The Bunya Peoples’ Aboriginal Rangers Corporation (BPARC) has reached an agreement with the Department of Transport and Main Roads to hold burns on land it purchased as part of the Toowoomba Bypass development in the early 2000s.
One of the first burns took place on Mount Kynoch, north of Toowoomba, this week.
BPARC General Manager Paul Dawson said the group had been working to revive the use of traditional practices in the area since 2009.
“I think over the next five years we desperately need a rapid expansion of Aboriginal fire practitioners across the country,” he said.
The water stopped.

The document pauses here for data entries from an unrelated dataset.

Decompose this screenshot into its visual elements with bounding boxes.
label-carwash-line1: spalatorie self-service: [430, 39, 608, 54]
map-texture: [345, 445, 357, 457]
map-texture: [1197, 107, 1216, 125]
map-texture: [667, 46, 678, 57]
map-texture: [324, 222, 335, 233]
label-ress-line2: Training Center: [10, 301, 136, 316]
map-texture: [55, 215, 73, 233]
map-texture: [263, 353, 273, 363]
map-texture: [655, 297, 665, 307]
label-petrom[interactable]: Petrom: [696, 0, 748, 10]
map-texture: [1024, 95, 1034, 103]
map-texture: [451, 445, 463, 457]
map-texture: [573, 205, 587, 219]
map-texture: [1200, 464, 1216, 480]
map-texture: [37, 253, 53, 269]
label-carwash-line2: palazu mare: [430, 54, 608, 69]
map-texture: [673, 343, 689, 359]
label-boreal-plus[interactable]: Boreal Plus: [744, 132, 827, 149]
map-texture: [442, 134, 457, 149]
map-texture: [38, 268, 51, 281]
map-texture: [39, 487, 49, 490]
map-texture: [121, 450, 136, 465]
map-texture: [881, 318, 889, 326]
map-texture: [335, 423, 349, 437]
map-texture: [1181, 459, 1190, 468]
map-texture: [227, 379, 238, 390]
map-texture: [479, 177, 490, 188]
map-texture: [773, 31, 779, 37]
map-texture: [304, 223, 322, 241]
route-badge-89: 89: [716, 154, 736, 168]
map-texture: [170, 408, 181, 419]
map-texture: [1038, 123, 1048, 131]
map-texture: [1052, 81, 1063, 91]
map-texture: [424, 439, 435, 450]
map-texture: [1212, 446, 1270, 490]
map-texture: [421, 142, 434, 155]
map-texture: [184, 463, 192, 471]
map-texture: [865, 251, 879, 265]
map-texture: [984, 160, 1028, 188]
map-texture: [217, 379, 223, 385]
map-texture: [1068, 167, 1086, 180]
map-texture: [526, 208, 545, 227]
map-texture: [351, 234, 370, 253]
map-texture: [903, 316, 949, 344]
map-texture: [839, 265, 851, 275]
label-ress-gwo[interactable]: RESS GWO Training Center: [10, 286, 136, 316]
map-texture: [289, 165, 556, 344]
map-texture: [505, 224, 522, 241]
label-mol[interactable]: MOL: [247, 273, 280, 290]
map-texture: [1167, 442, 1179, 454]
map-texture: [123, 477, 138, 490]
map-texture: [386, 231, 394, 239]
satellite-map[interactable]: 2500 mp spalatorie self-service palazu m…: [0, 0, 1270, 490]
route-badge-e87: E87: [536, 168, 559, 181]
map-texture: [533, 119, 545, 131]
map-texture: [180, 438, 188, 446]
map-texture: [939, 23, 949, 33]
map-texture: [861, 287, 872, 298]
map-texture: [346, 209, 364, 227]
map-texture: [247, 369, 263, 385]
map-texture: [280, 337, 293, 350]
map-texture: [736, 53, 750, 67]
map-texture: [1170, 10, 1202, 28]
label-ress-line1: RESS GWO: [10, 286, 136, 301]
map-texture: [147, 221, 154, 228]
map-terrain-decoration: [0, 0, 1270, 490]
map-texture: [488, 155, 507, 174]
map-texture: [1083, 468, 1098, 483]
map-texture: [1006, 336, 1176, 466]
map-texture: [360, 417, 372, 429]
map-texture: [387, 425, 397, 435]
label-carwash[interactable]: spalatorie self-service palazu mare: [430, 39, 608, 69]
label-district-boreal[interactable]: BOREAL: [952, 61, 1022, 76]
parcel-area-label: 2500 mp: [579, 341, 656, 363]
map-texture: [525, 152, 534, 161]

But the fire kept coming
The ABC has put together a blow-by-blow account of the fire that devastated the Conjola community, and what Australia can learn from it
More aerial rapid-response firefighters for NSW National Parks
The Sydney Morning Herald reports that the state’s National Parks and Wildlife Service will have its funding increased by $22.9 million to hire more firefighters for its aerial rapid-response teams and help pay for an extra helicopter before the next fire season starts.
The new funds will allow the NPWS to increase the size of its aerial rapid-response firefighting teams by up to 80 firefighters, said NSW Environment Minister Matt Kean, increasing its capacity to fight fires by 20 per cent.
The rapid-response teams are airlifted into remote and rugged locations to extinguish fires and were critical to the efforts to save the famous stand of ancient Wollemi Pines in the Blue Mountains from fire this year.
“One of the remarkable achievements of our NPWS remote area fire crews has been their ability to extinguish fires early, even in very remote locations, preventing them from becoming larger and more dangerous fires,” said Mr Kean.
Cobargo’s bushfire clean-up moves forward
The Bega District News reports that the NSW and Commonwealth Government-funded bushfire clean-up program is well underway in Cobargo.
There have been 197 properties cleared around the Cobargo area, while a further 201 properties have clean-up works scheduled to begin in the coming weeks.
“We now have 14 crews in the area, working alongside the Laing O’Rourke team based in our Cobargo site office,” Laing O’Rourke bushfire clean-up project leader Paul Barrie said.
“We understand how important the clean-up is for the people of Cobargo and it is great to see the progress being made along the main street.
“The works required on main street are complex and many factors, from asbestos removal to the management of heritage items, have had to be carefully considered before work could proceed.”
Laing O’Rourke is reminding residents it is not too late to register for the clean-up by visiting Service NSW or calling 1800 007 539.